The tool flagged a neighboring tract with a similar environmental burden. It was in the 68th percentile of low income, which allowed it to surpass the tool’s cutoff line.
Sanchez said that California encountered a similar problem while developing its screening tool. Some census tracts were located in the midst of disadvantaged tracts, but they weren’t being flagged by the tool as disadvantaged despite having similar problems on the ground. (After all, air pollution does not respect census tract boundaries.) The state amended the rule to ensure that a certain percentage of funding was used in low-income census tracts located within a radius of half a mile of a disadvantaged community.
Sanchez and Pastor stressed the need to engage more with the community as the White House works to finalize the tool over the next few months. Pastor said that California held meetings to get feedback from residents. The messy process of creating this methodology was also influenced by community members. The tool received a lot of support when it was completed. The state agencies responsible for the tool hosted webinars to help people use the tool, conducted tours in California, and held many meetings.
Sanchez stated that California’s approach was very different to the White Houses.

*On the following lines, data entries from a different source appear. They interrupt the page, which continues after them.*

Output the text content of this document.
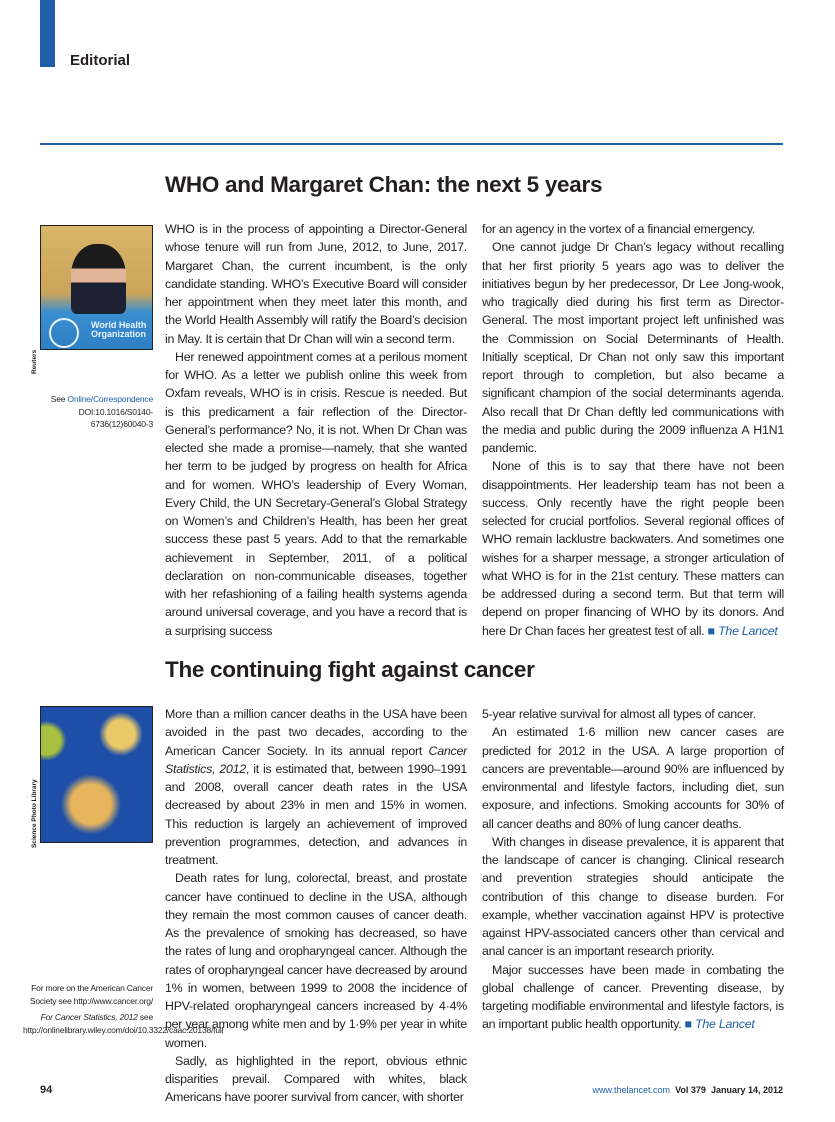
Editorial
WHO and Margaret Chan: the next 5 years
World Health Organization
Reuters
See Online/Correspondence
DOI:10.1016/S0140-6736(12)60040-3

WHO is in the process of appointing a Director-General whose tenure will run from June, 2012, to June, 2017. Margaret Chan, the current incumbent, is the only candidate standing. WHO’s Executive Board will consider her appointment when they meet later this month, and the World Health Assembly will ratify the Board’s decision in May. It is certain that Dr Chan will win a second term.

Her renewed appointment comes at a perilous moment for WHO. As a letter we publish online this week from Oxfam reveals, WHO is in crisis. Rescue is needed. But is this predicament a fair reflection of the Director-General’s performance? No, it is not. When Dr Chan was elected she made a promise—namely, that she wanted her term to be judged by progress on health for Africa and for women. WHO’s leadership of Every Woman, Every Child, the UN Secretary-General’s Global Strategy on Women’s and Children’s Health, has been her great success these past 5 years. Add to that the remarkable achievement in September, 2011, of a political declaration on non-communicable diseases, together with her refashioning of a failing health systems agenda around universal coverage, and you have a record that is a surprising success

for an agency in the vortex of a financial emergency.

One cannot judge Dr Chan’s legacy without recalling that her first priority 5 years ago was to deliver the initiatives begun by her predecessor, Dr Lee Jong-wook, who tragically died during his first term as Director-General. The most important project left unfinished was the Commission on Social Determinants of Health. Initially sceptical, Dr Chan not only saw this important report through to completion, but also became a significant champion of the social determinants agenda. Also recall that Dr Chan deftly led communications with the media and public during the 2009 influenza A H1N1 pandemic.

None of this is to say that there have not been disappointments. Her leadership team has not been a success. Only recently have the right people been selected for crucial portfolios. Several regional offices of WHO remain lacklustre backwaters. And sometimes one wishes for a sharper message, a stronger articulation of what WHO is for in the 21st century. These matters can be addressed during a second term. But that term will depend on proper financing of WHO by its donors. And here Dr Chan faces her greatest test of all. ■ The Lancet

The continuing fight against cancer
Science Photo Library
For more on the American Cancer Society see http://www.cancer.org/
For Cancer Statistics, 2012 see http://onlinelibrary.wiley.com/doi/10.3322/caac.20138/full

More than a million cancer deaths in the USA have been avoided in the past two decades, according to the American Cancer Society. In its annual report Cancer Statistics, 2012, it is estimated that, between 1990–1991 and 2008, overall cancer death rates in the USA decreased by about 23% in men and 15% in women. This reduction is largely an achievement of improved prevention programmes, detection, and advances in treatment.

Death rates for lung, colorectal, breast, and prostate cancer have continued to decline in the USA, although they remain the most common causes of cancer death. As the prevalence of smoking has decreased, so have the rates of lung and oropharyngeal cancer. Although the rates of oropharyngeal cancer have decreased by around 1% in women, between 1999 to 2008 the incidence of HPV-related oropharyngeal cancers increased by 4·4% per year among white men and by 1·9% per year in white women.

Sadly, as highlighted in the report, obvious ethnic disparities prevail. Compared with whites, black Americans have poorer survival from cancer, with shorter

5-year relative survival for almost all types of cancer.

An estimated 1·6 million new cancer cases are predicted for 2012 in the USA. A large proportion of cancers are preventable—around 90% are influenced by environmental and lifestyle factors, including diet, sun exposure, and infections. Smoking accounts for 30% of all cancer deaths and 80% of lung cancer deaths.

With changes in disease prevalence, it is apparent that the landscape of cancer is changing. Clinical research and prevention strategies should anticipate the contribution of this change to disease burden. For example, whether vaccination against HPV is protective against HPV-associated cancers other than cervical and anal cancer is an important research priority.

Major successes have been made in combating the global challenge of cancer. Preventing disease, by targeting modifiable environmental and lifestyle factors, is an important public health opportunity. ■ The Lancet

94	www.thelancet.com Vol 379 January 14, 2012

Unfortunately, the White House tool is a lot less inclusive and transparent, and it’s leaving a lot of question marks, he said.
The White House established an online community to promote transparency in the process of building the tool. During the year that the tool was being developed, a number of software developers, environmental justice activists, scientists, and employees from federal agencies joined regular calls and contributed code. As the tool was developing, the code that powers it was routinely updated. Published on GitHub, a public code-hosting site.
The tool’s website also offers feedback options. A notice has been posted. Published in the Federal RegisterRequest public comment on the tool before April 25. A spokesperson for White House said that the review of feedback on the tool was a key part and that they welcome any feedback in the coming days. According to them, the goal is to improve accuracy of the tool in capturing America’s most overburdened or underserved communities.